Licia Troisi | Die Eiskriegerin. Die Dominium-Saga 1 | übersetzt von Bruno Genzler | Originaltitel: Le Lame di Myra – La Saga del Dominio | Verlag: Heyne | ET 13.11.2017 | 496 Seiten | TB: 12,99 € / eBook: 9,99 € | ISBN 978-3-453-31899-1 | Leseprobe | REX


An ihrem achten Geburtstag endet die Kindheit der kleinen Myra auf tragische Weise: Ihr Zuhause wird von vermummten Männern überfallen, ihr über alles geliebter Adoptivvater Fadi, wird getötet, Myra selbst gelingt in letzter Sekunde die Flucht in die eisigen Wälder Biaswads im Süden des Tränenreiches. Zehn Jahre später ist aus dem kleinen Mädchen eine starke Kriegerin geworden, die mit ihren beiden brennenden Klingen an der Seite des mächtigen Acrab für Frieden und Freiheit kämpft. Doch dann wird Myra von ihrer Vergangenheit eingeholt. Warum musste Fadi wirklich sterben? Und was weiß Acrab über den Tod ihres Vaters? Auf der Suche nach der Wahrheit stößt Myra auf Geheimnisse, die das ganze Reich in seinen Grundfesten erschüttern könnten … Quelle


Ein kurzer Hinweis vorweg: Ich werde ab heute am Ende jeder Rezension eine auf das Buch, den/die AutorIn oder ein verwandtes Thema bezogene Frage stellen, die zur Diskussion in den Kommentaren anregen soll: Die „question of the day“, kurz QOTD. Ich würde mich riesig freuen, wenn so die Interaktivität etwas angekurbelt wird.

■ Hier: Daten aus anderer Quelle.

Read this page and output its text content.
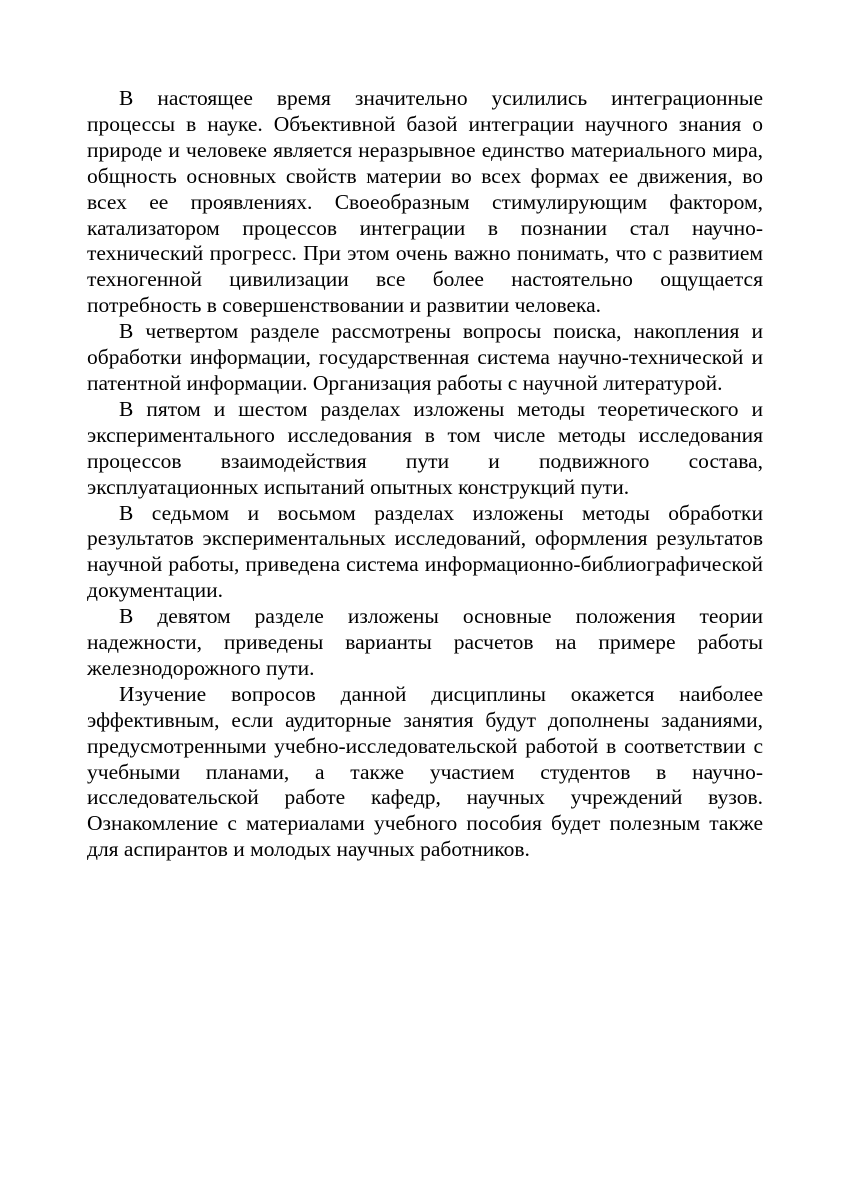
В настоящее время значительно усилились интеграционные процессы в науке. Объективной базой интеграции научного знания о природе и человеке является неразрывное единство материального мира, общность основных свойств материи во всех формах ее движения, во всех ее проявлениях. Своеобразным стимулирующим фактором, катализатором процессов интеграции в познании стал научно-технический прогресс. При этом очень важно понимать, что с развитием техногенной цивилизации все более настоятельно ощущается потребность в совершенствовании и развитии человека.

В четвертом разделе рассмотрены вопросы поиска, накопления и обработки информации, государственная система научно-технической и патентной информации. Организация работы с научной литературой.

В пятом и шестом разделах изложены методы теоретического и экспериментального исследования в том числе методы исследования процессов взаимодействия пути и подвижного состава, эксплуатационных испытаний опытных конструкций пути.

В седьмом и восьмом разделах изложены методы обработки результатов экспериментальных исследований, оформления результатов научной работы, приведена система информационно-библиографической документации.

В девятом разделе изложены основные положения теории надежности, приведены варианты расчетов на примере работы железнодорожного пути.

Изучение вопросов данной дисциплины окажется наиболее эффективным, если аудиторные занятия будут дополнены заданиями, предусмотренными учебно-исследовательской работой в соответствии с учебными планами, а также участием студентов в научно-исследовательской работе кафедр, научных учреждений вузов. Ознакомление с материалами учебного пособия будет полезным также для аспирантов и молодых научных работников.
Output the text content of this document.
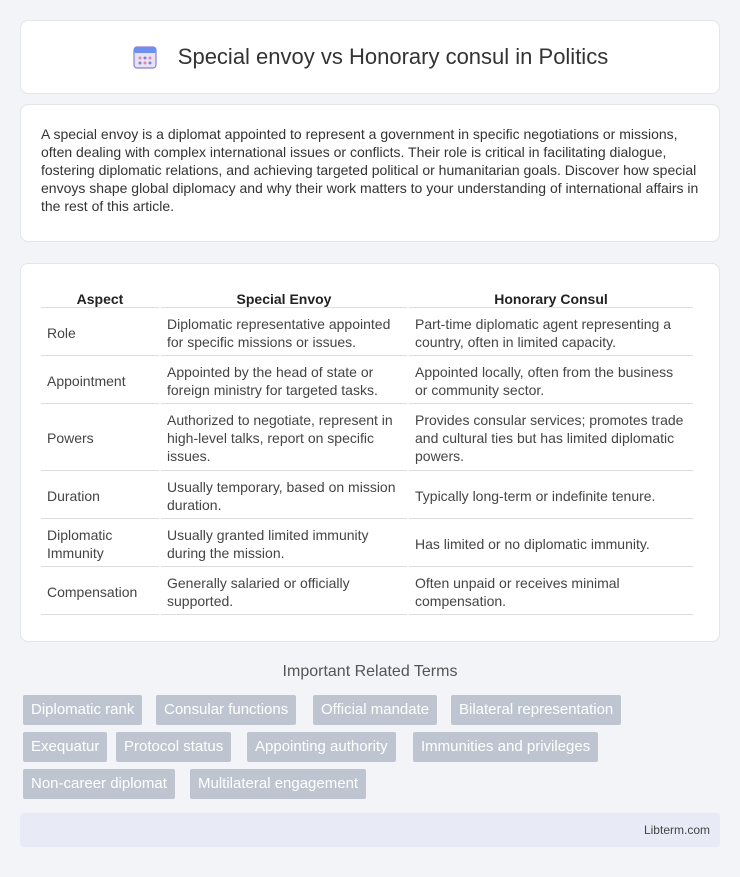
Special envoy vs Honorary consul in Politics

A special envoy is a diplomat appointed to represent a government in specific negotiations or missions, often dealing with complex international issues or conflicts. Their role is critical in facilitating dialogue, fostering diplomatic relations, and achieving targeted political or humanitarian goals. Discover how special envoys shape global diplomacy and why their work matters to your understanding of international affairs in the rest of this article.

Aspect	Special Envoy	Honorary Consul
Role	Diplomatic representative appointed for specific missions or issues.	Part-time diplomatic agent representing a country, often in limited capacity.
Appointment	Appointed by the head of state or foreign ministry for targeted tasks.	Appointed locally, often from the business or community sector.
Powers	Authorized to negotiate, represent in high-level talks, report on specific issues.	Provides consular services; promotes trade and cultural ties but has limited diplomatic powers.
Duration	Usually temporary, based on mission duration.	Typically long-term or indefinite tenure.
Diplomatic Immunity	Usually granted limited immunity during the mission.	Has limited or no diplomatic immunity.
Compensation	Generally salaried or officially supported.	Often unpaid or receives minimal compensation.
Important Related Terms
Diplomatic rank	Consular functions	Official mandate	Bilateral representation
Exequatur	Protocol status	Appointing authority	Immunities and privileges
Non-career diplomat	Multilateral engagement
Libterm.com
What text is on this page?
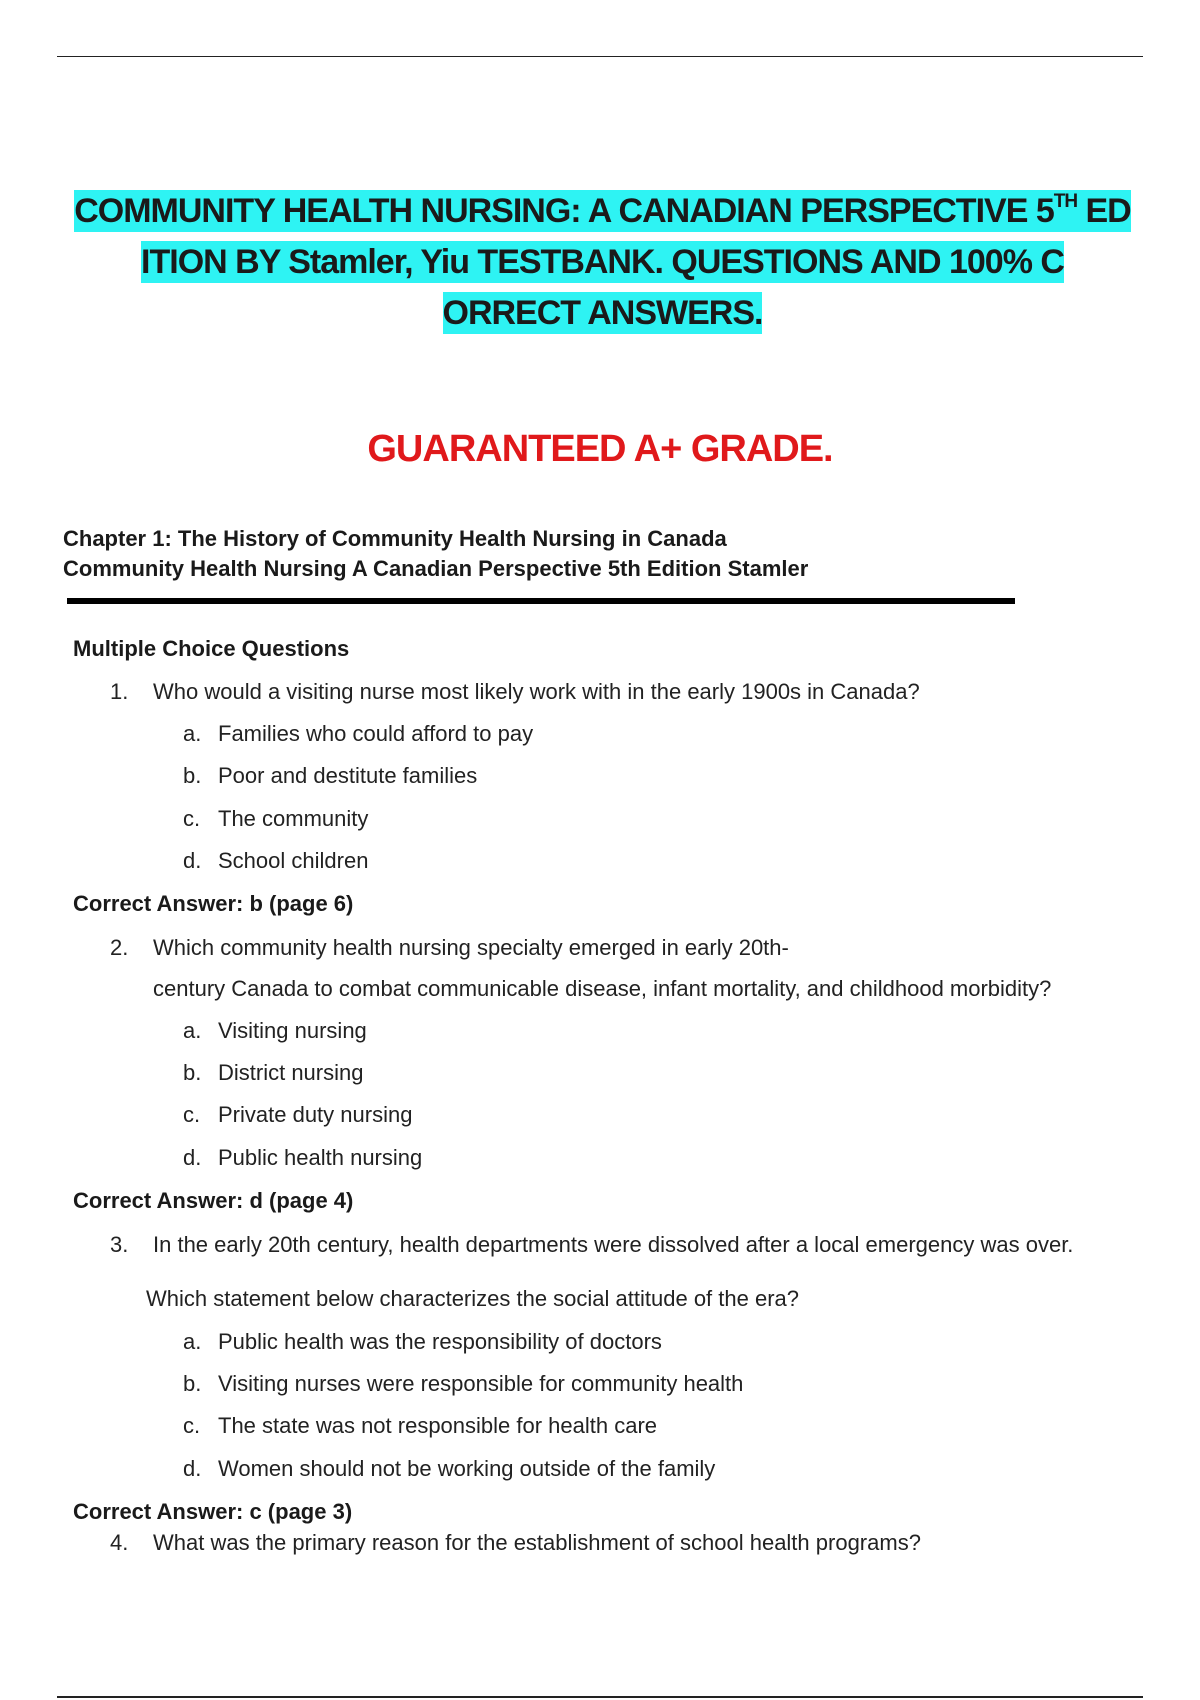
COMMUNITY HEALTH NURSING: A CANADIAN PERSPECTIVE 5TH ED
ITION BY Stamler, Yiu TESTBANK. QUESTIONS AND 100% C
ORRECT ANSWERS.
GUARANTEED A+ GRADE.
Chapter 1: The History of Community Health Nursing in Canada
Community Health Nursing A Canadian Perspective 5th Edition Stamler
Multiple Choice Questions
1. Who would a visiting nurse most likely work with in the early 1900s in Canada?
a. Families who could afford to pay
b. Poor and destitute families
c. The community
d. School children
Correct Answer: b (page 6)
2. Which community health nursing specialty emerged in early 20th-
century Canada to combat communicable disease, infant mortality, and childhood morbidity?
a. Visiting nursing
b. District nursing
c. Private duty nursing
d. Public health nursing
Correct Answer: d (page 4)
3. In the early 20th century, health departments were dissolved after a local emergency was over.
Which statement below characterizes the social attitude of the era?
a. Public health was the responsibility of doctors
b. Visiting nurses were responsible for community health
c. The state was not responsible for health care
d. Women should not be working outside of the family
Correct Answer: c (page 3)
4. What was the primary reason for the establishment of school health programs?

Soll heißen: Ich erwarte Antworten! 🙂 

Rezension

Licia Troisi kenne ich bereits aus Reihen wie Die DrachenkriegerinDie Schattenkriegerin oder Die Feuerkriegerin und an den Titeln lässt sich unschwer erkennen, dass meist eine Frau oder ein Mädchen im Mittelpunkt der Handlung steht – und dass sie gut auf sich selbst aufpassen kann, denn sonst würde man den Begriff „Kriegerin“ ja wohl kaum verwenden. Mit Die Eiskriegerin, oder im italienischen Original Le Lame Di Myra, also Die Klingen von Myra, steigt Troisi in die neue Dominium-Saga ein. Diese Reihe ist nach dem Kontinent benannt worden, auf dem sich unsere Helden und Bösewichte aufhalten. Eine Karte des Dominiums ist vorn im Buch eingezeichnet und erleichtert die Orientierung während des Lesens etwas. Allerdings hätte sie für meinen Geschmack noch etwas detailreicher sein können – manche für mich wichtige Orte sind gar nicht genauer verzeichnet.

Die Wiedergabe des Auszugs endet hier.